Uma nova espécie de orquídea foi identificada no Parque Estadual de Grão Mogol, no Norte de Minas Gerais, reforçando a importância das Unidades de Conservação para a produção científica e a preservação da biodiversidade. A descoberta foi destacada pelo Instituto Estadual de Florestas (IEF).
A planta foi descrita pelos pesquisadores Gabriela Cruz-Lustre e João Batista, da Universidade Federal de Minas Gerais (UFMG). A espécie recebeu o nome científico Habenaria adamantina, em referência aos diamantes que marcaram a história do município de Grão Mogol e ao brilho de suas pequenas flores.
Considerada endêmica, a orquídea ocorre exclusivamente na região e não é encontrada naturalmente em nenhum outro local do mundo. Mesmo presente em áreas abertas e próximas a trilhas, permaneceu desconhecida pela ciência até então. Com o registro, o número de espécies do gênero Habenaria no município passou de quatro para 12.
A espécie se desenvolve em áreas de campo rupestre, ecossistema típico da Serra do Espinhaço, reconhecido pela alta biodiversidade e também pela vulnerabilidade ambiental. No parque, a planta cresce em solos arenosos e úmidos, geralmente em regiões ensolaradas e próximas a pequenos cursos d’água.
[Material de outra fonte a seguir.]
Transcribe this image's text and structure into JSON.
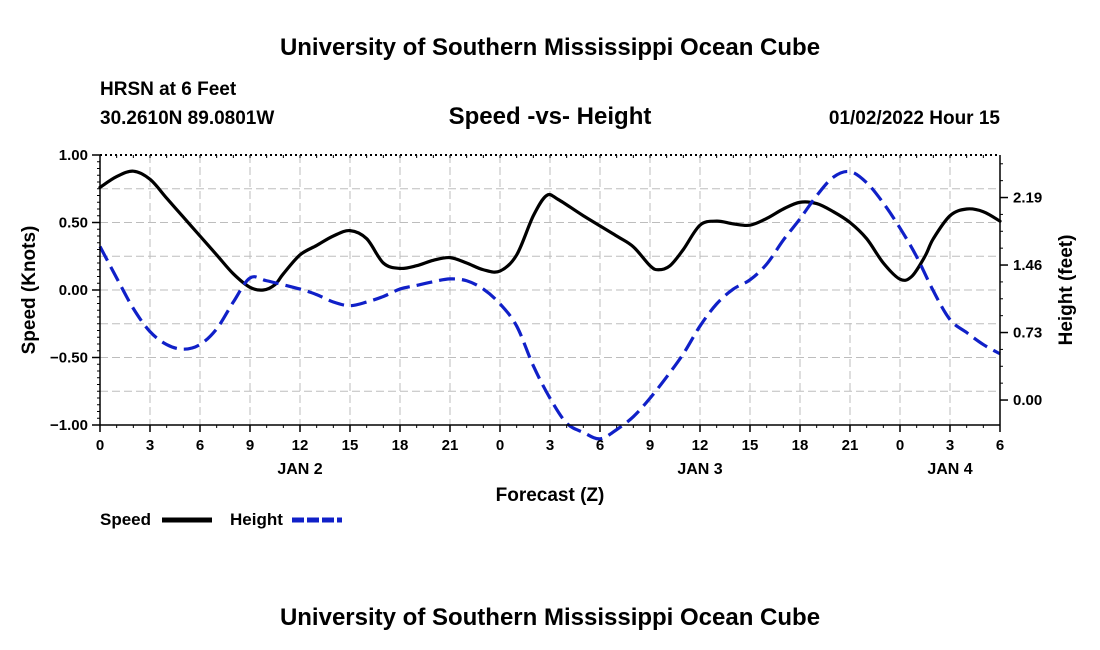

Segundo o gerente de Criação e Manejo de Unidades de Conservação do IEF, Edmar Monteiro Silva, pesquisas em áreas protegidas exigem autorização prévia dos órgãos responsáveis, o que garante a realização dos estudos de forma controlada e alinhada às normas ambientais, sem comprometer a conservação dessas áreas.
Até o momento, foram identificadas apenas duas populações da espécie, distribuídas em uma área estimada de 16,9 km². De acordo com critérios da International Union for Conservation of Nature (IUCN), a orquídea pode ser classificada como “Em Perigo” (EN).
Entre as ameaças apontadas estão o pisoteio acidental por visitantes, a erosão do solo e alterações na vegetação natural. Ainda assim, conforme destaca Gabriela Cruz-Lustre, o parque já adota medidas de proteção, como o controle do uso público e a orientação para que visitantes permaneçam nas trilhas e não retirem plantas.
A descoberta reforça a relevância científica da região e evidencia a necessidade de ampliar ações de pesquisa e conservação. Além disso, demonstra como áreas protegidas ainda guardam espécies desconhecidas, contribuindo para o avanço do conhecimento sobre a flora brasileira e para o fortalecimento das estratégias de preservação ambiental.